Echoing that view, Harris suggests a leading edge in research could be directed toward multiple biomarkers—including microRNA, mRNA, protein, and gene expression profiles—linked by integrated models that predict disease risk according to numerous factors. Adding to this, Groopman says that scientists should also consider biomarkers that describe how environmental chemicals interact with infectious agents and bacteria.
“That’s a tremendously exciting opportunity,” Groopman says. “Another area that’s ripe for exploration concerns the examination of protein changes in blood as a consequence of exposure and disease. The ability to explore a well-established protein biomarker repository in blood that we already have now poses a major opportunity.”

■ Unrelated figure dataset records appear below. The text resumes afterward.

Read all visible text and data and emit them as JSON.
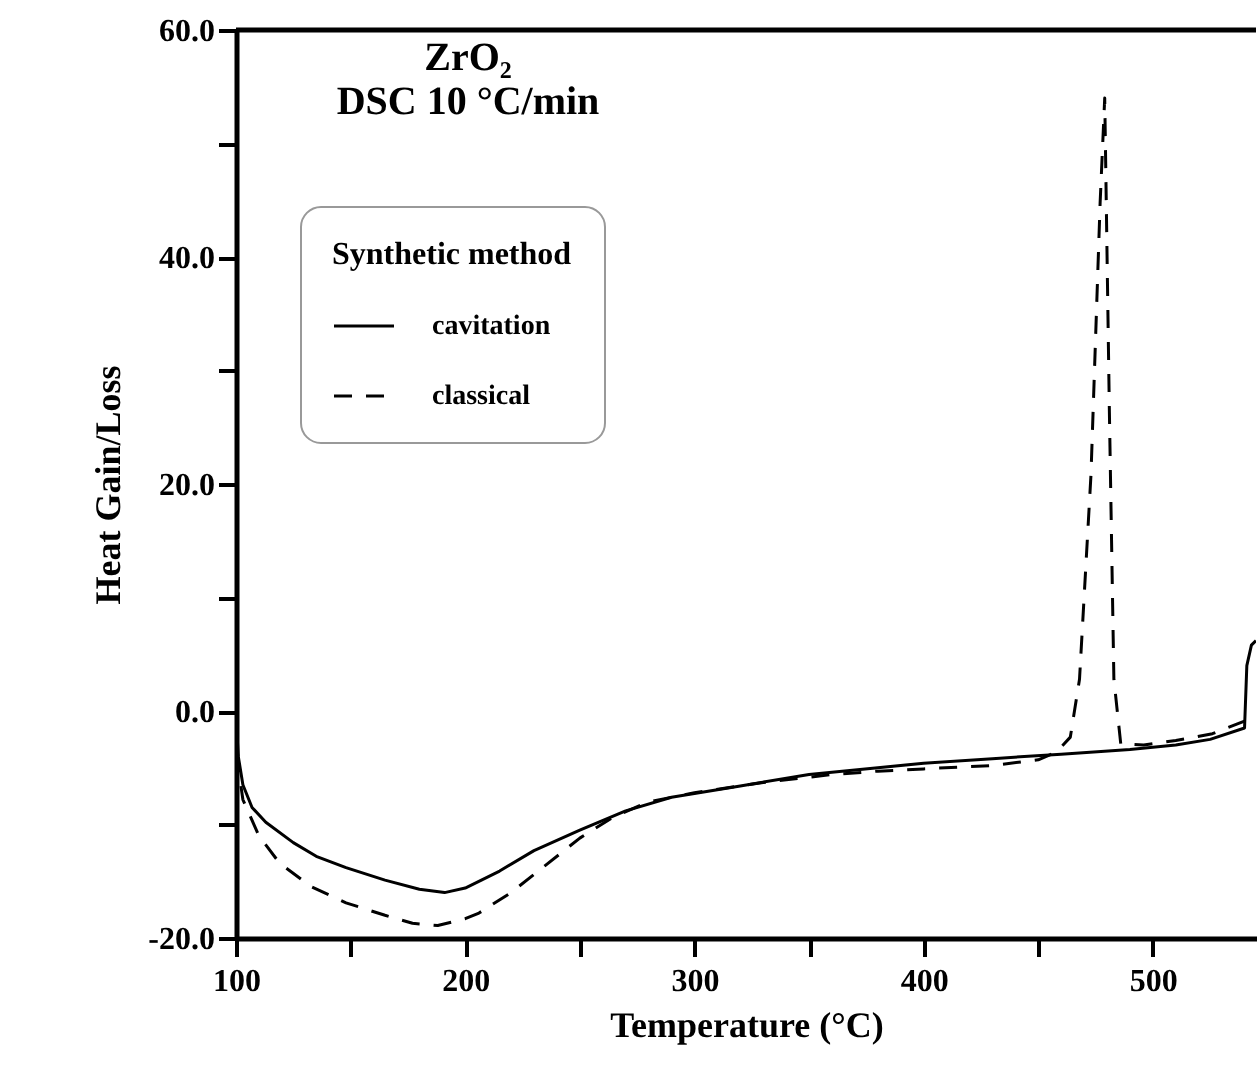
{
  "chart_data": {
    "type": "line",
    "title": "ZrO₂",
    "subtitle": "DSC 10 °C/min",
    "xlabel": "Temperature (°C)",
    "ylabel": "Heat Gain/Loss",
    "legend_title": "Synthetic method",
    "legend": "top left",
    "grid": false,
    "marker": "none",
    "xlim": [
      100,
      545
    ],
    "xticks": [
      100,
      {
        "value": 150,
        "label": null
      },
      200,
      {
        "value": 250,
        "label": null
      },
      300,
      {
        "value": 350,
        "label": null
      },
      400,
      {
        "value": 450,
        "label": null
      },
      500
    ],
    "ylim": [
      -20,
      60
    ],
    "yticks": [
      {
        "value": -20,
        "label": "-20.0"
      },
      {
        "value": -10,
        "label": null
      },
      {
        "value": 0,
        "label": "0.0"
      },
      {
        "value": 10,
        "label": null
      },
      {
        "value": 20,
        "label": "20.0"
      },
      {
        "value": 30,
        "label": null
      },
      {
        "value": 40,
        "label": "40.0"
      },
      {
        "value": 50,
        "label": null
      },
      {
        "value": 60,
        "label": "60.0"
      }
    ],
    "series": [
      {
        "name": "cavitation",
        "color": "#000000",
        "line_style": "solid",
        "x": [
          100,
          101,
          103,
          107,
          113,
          125,
          135,
          148,
          165,
          180,
          191,
          200,
          215,
          230,
          250,
          270,
          290,
          320,
          350,
          380,
          400,
          430,
          460,
          490,
          510,
          525,
          540,
          541,
          543,
          545
        ],
        "values": [
          -0.5,
          -4,
          -6.5,
          -8.5,
          -9.8,
          -11.6,
          -12.8,
          -13.8,
          -14.9,
          -15.7,
          -16,
          -15.6,
          -14.1,
          -12.3,
          -10.5,
          -8.8,
          -7.6,
          -6.6,
          -5.6,
          -5,
          -4.6,
          -4.2,
          -3.8,
          -3.4,
          -3,
          -2.5,
          -1.5,
          4,
          5.8,
          6.2
        ]
      },
      {
        "name": "classical",
        "color": "#000000",
        "line_style": "dashed",
        "x": [
          100,
          101,
          103,
          110,
          119,
          133,
          148,
          165,
          177,
          188,
          200,
          206,
          220,
          235,
          250,
          265,
          280,
          300,
          330,
          360,
          380,
          400,
          430,
          450,
          458,
          464,
          468,
          473,
          477,
          479,
          481,
          483,
          486,
          496,
          510,
          526,
          545
        ],
        "values": [
          -1,
          -5,
          -7.8,
          -11,
          -13.4,
          -15.5,
          -16.9,
          -18,
          -18.7,
          -18.9,
          -18.3,
          -17.8,
          -16,
          -13.6,
          -11.2,
          -9.3,
          -8,
          -7.2,
          -6.3,
          -5.6,
          -5.3,
          -5.1,
          -4.8,
          -4.3,
          -3.6,
          -2.3,
          2.8,
          20.8,
          44.8,
          54,
          26.8,
          2.8,
          -2.9,
          -3,
          -2.6,
          -2,
          -0.5
        ]
      }
    ]
  }
}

Yet even as these opportunities inspire additional research, they also serve as a reminder of how far we still have to go. Biomarkers can reveal key aspects of the body’s response to its environment and perhaps suggest new strategies to protect public health. But to realize those opportunities, society itself must be willing to bear the costs of biomarker validation and the ethical challenges that come with exposing individuals’ vulnerabilities to disease. Assuming those conditions are met, the ambitious goals of personalized medicine, with its commensurate benefits, may one day be reached.
Exposure biomarkers estimate the actual internal dose resulting from the exposure, such as bloodborne viral particles.
Biomarkers of biologically effective dose assess the interaction of toxicants with molecular targets such as protein receptors.
Effect biomarkers reflect health impairment or recognized disease, early disease precursors, or peripheral events that predict health impairment, such as apoptosis.
Susceptibility markers include intrinsic genetic or other characteristics, such as single-nucleotide polymorphisms, or preexisting diseases that result in an increase in internal dose, biologically effective dose, or target tissue response.